Vaughan notes that while most insurance brokers tend to sell a traditional health plan, make their brokerage fee and move on, Cook has “really invested in us as a company” while pushing a “completely radical, outside-the-box idea of this approach to healthcare.”
Cutting out the middleman
Pacific Steel, which has been serving customers for more than 120 years, pursued a similar path. The company was fully insured until the mid-2000s when its health plan became self-funded with a PPO network. After experiencing a nearly 400% increase in facility costs in the first part of 2013, the manufacturer implemented RBP. But the strategy didn’t begin to work until two years later when Haas came on board, according to Culliton.

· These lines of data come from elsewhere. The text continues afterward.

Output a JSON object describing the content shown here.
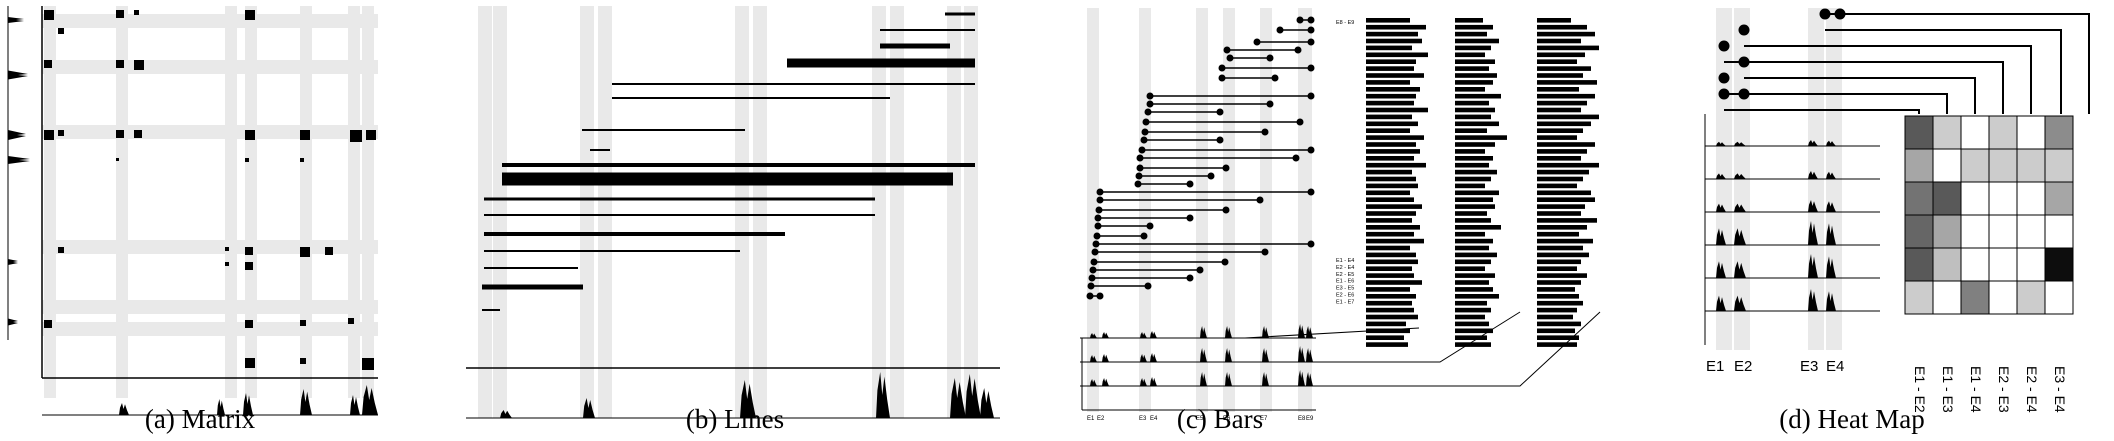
{
  "figure": {
    "panels": [
      {
        "id": "a",
        "caption": "(a)  Matrix"
      },
      {
        "id": "b",
        "caption": "(b)  Lines"
      },
      {
        "id": "c",
        "caption": "(c)  Bars",
        "top_label": "E8 - E9",
        "bottom_labels": [
          "E1 - E4",
          "E2 - E4",
          "E2 - E5",
          "E1 - E6",
          "E3 - E5",
          "E2 - E6",
          "E1 - E7"
        ],
        "track_labels": [
          "E1",
          "E2",
          "E3",
          "E4",
          "E5",
          "E6",
          "E7",
          "E8",
          "E9"
        ]
      },
      {
        "id": "d",
        "caption": "(d)  Heat Map",
        "exon_labels": [
          "E1",
          "E2",
          "E3",
          "E4"
        ],
        "column_labels": [
          "E1 - E2",
          "E1 - E3",
          "E1 - E4",
          "E2 - E3",
          "E2 - E4",
          "E3 - E4"
        ],
        "heat_values": [
          [
            0.65,
            0.2,
            0,
            0.2,
            0,
            0.45
          ],
          [
            0.35,
            0,
            0.2,
            0.2,
            0.2,
            0.2
          ],
          [
            0.55,
            0.65,
            0,
            0,
            0,
            0.35
          ],
          [
            0.6,
            0.35,
            0,
            0,
            0,
            0
          ],
          [
            0.65,
            0.25,
            0,
            0,
            0,
            0.95
          ],
          [
            0.2,
            0,
            0.5,
            0,
            0.2,
            0
          ]
        ]
      }
    ]
  }
}
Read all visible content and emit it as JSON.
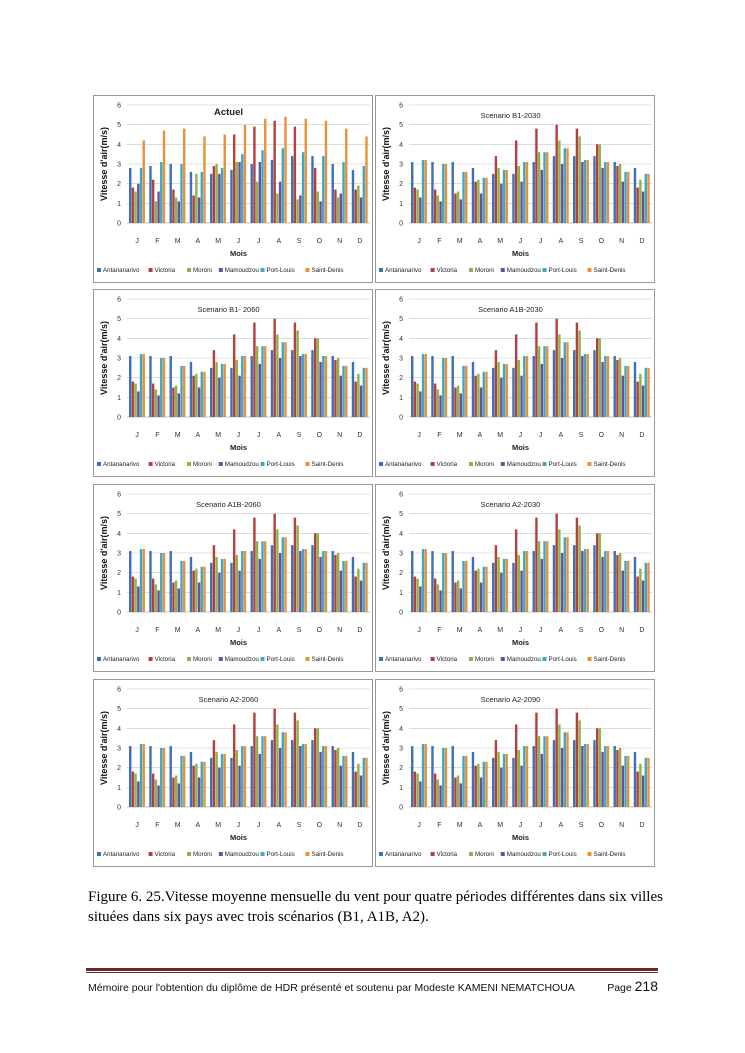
{
  "colors": [
    "#3f6fb5",
    "#b3403d",
    "#8fb24a",
    "#6d4f99",
    "#3fa6c3",
    "#e9903a"
  ],
  "chart_data": [
    {
      "type": "bar",
      "title": "Actuel",
      "xlabel": "Mois",
      "ylabel": "Vitesse d'air(m/s)",
      "ylim": [
        0,
        6
      ],
      "yticks": [
        "0",
        "1",
        "2",
        "3",
        "4",
        "5",
        "6"
      ],
      "grid": true,
      "legend": "bottom",
      "categories": [
        "J",
        "F",
        "M",
        "A",
        "M",
        "J",
        "J",
        "A",
        "S",
        "O",
        "N",
        "D"
      ],
      "series": [
        {
          "name": "Antananarivo",
          "values": [
            2.8,
            2.9,
            3.0,
            2.6,
            2.5,
            2.7,
            3.0,
            3.2,
            3.4,
            3.4,
            3.0,
            2.7
          ]
        },
        {
          "name": "Victoria",
          "values": [
            1.8,
            2.2,
            1.7,
            1.4,
            2.9,
            4.5,
            4.9,
            5.2,
            4.9,
            2.8,
            1.7,
            1.7
          ]
        },
        {
          "name": "Moroni",
          "values": [
            1.6,
            1.1,
            1.3,
            2.5,
            3.0,
            3.1,
            2.1,
            1.5,
            1.2,
            1.6,
            1.3,
            1.9
          ]
        },
        {
          "name": "Mamoudzou",
          "values": [
            2.0,
            1.6,
            1.1,
            1.3,
            2.5,
            3.1,
            3.1,
            2.1,
            1.4,
            1.1,
            1.5,
            1.3
          ]
        },
        {
          "name": "Port-Louis",
          "values": [
            2.8,
            3.1,
            3.0,
            2.6,
            2.8,
            3.5,
            3.7,
            3.8,
            3.6,
            3.4,
            3.1,
            2.9
          ]
        },
        {
          "name": "Saint-Denis",
          "values": [
            4.2,
            4.7,
            4.8,
            4.4,
            4.5,
            5.0,
            5.3,
            5.4,
            5.3,
            5.2,
            4.8,
            4.4
          ]
        }
      ]
    },
    {
      "type": "bar",
      "title": "Scenario B1-2030",
      "scenario": true
    },
    {
      "type": "bar",
      "title": "Scenario B1- 2060",
      "scenario": true
    },
    {
      "type": "bar",
      "title": "Scenario A1B-2030",
      "scenario": true
    },
    {
      "type": "bar",
      "title": "Scenario A1B-2060",
      "scenario": true
    },
    {
      "type": "bar",
      "title": "Scenario A2-2030",
      "scenario": true
    },
    {
      "type": "bar",
      "title": "Scenario A2-2060",
      "scenario": true
    },
    {
      "type": "bar",
      "title": "Scenario A2-2090",
      "scenario": true
    }
  ],
  "scenario_series": [
    {
      "name": "Antananarivo",
      "values": [
        3.1,
        3.1,
        3.1,
        2.8,
        2.5,
        2.5,
        3.1,
        3.4,
        3.4,
        3.4,
        3.1,
        2.8
      ]
    },
    {
      "name": "Victoria",
      "values": [
        1.8,
        1.7,
        1.5,
        2.1,
        3.4,
        4.2,
        4.8,
        5.0,
        4.8,
        4.0,
        2.9,
        1.8
      ]
    },
    {
      "name": "Moroni",
      "values": [
        1.7,
        1.4,
        1.6,
        2.2,
        2.8,
        2.9,
        3.6,
        4.2,
        4.4,
        4.0,
        3.0,
        2.2
      ]
    },
    {
      "name": "Mamoudzou",
      "values": [
        1.3,
        1.1,
        1.2,
        1.5,
        2.0,
        2.1,
        2.7,
        3.0,
        3.1,
        2.8,
        2.1,
        1.6
      ]
    },
    {
      "name": "Port-Louis",
      "values": [
        3.2,
        3.0,
        2.6,
        2.3,
        2.7,
        3.1,
        3.6,
        3.8,
        3.2,
        3.1,
        2.6,
        2.5
      ]
    },
    {
      "name": "Saint-Denis",
      "values": [
        3.2,
        3.0,
        2.6,
        2.3,
        2.7,
        3.1,
        3.6,
        3.8,
        3.2,
        3.1,
        2.6,
        2.5
      ]
    }
  ],
  "caption": "Figure 6. 25.Vitesse moyenne mensuelle du vent pour quatre périodes différentes dans six villes situées dans six pays avec trois scénarios (B1, A1B, A2).",
  "footer": {
    "text": "Mémoire  pour l'obtention du diplôme de HDR présenté et soutenu  par Modeste KAMENI NEMATCHOUA",
    "page_label": "Page",
    "page_number": "218"
  }
}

That’s when USI established benchmarks and metrics to analyze Pacific Steel’s historical health plan data. It also developed a second generation of RBP that was aligned with a member advocacy component and third-party administrator known for its adjudication integrity and process management after two different TPAs didn’t work out.
The new model reimburses providers at more fair or equitable rates relative to the previous RBP system that was in place, while pricing now varies by type of service, provider and facility. It also recognizes that 85% to 90% of all healthcare encounters are with ancillary providers and the rest with facility-based organizations for surgeries or procedures.
Pacific Steel now has more than 5,000 safe-harbor or direct-contract agreements with high-quality physicians and ancillary providers who have agreed not to balance bill members. In addition to creating an open-access environment where care essentially can be sought from any provider, the manufacturer has five direct contracts with hospitals and health systems that are based on revised pricing methodology agreements, while others are pending.
Realizing that RBP cannot produce stellar results on its own, Haas views this strategy as part of an umbrella of alternative reimbursement as the marketplace evolves toward direct contracting arrangements “without the intermediary of a network or carrier in the middle of the relationship.”
It has made a significant difference at Pacific Steel. The per employee per month composite medical spend, excluding prescription drugs, plummeted 46.1% between the end of 2013 and 2018, falling to $442.32 from $812.13. “That calculates out to an aggregate cost reduction of about $3.6 million,” Haas reports.
While the revised pricing cannot eradicate large claims or control utilization, he says the plan will cycle at “a lower cost threshold because of the reduction in claims cost, which primarily is reflective of a reduction in facility cost.”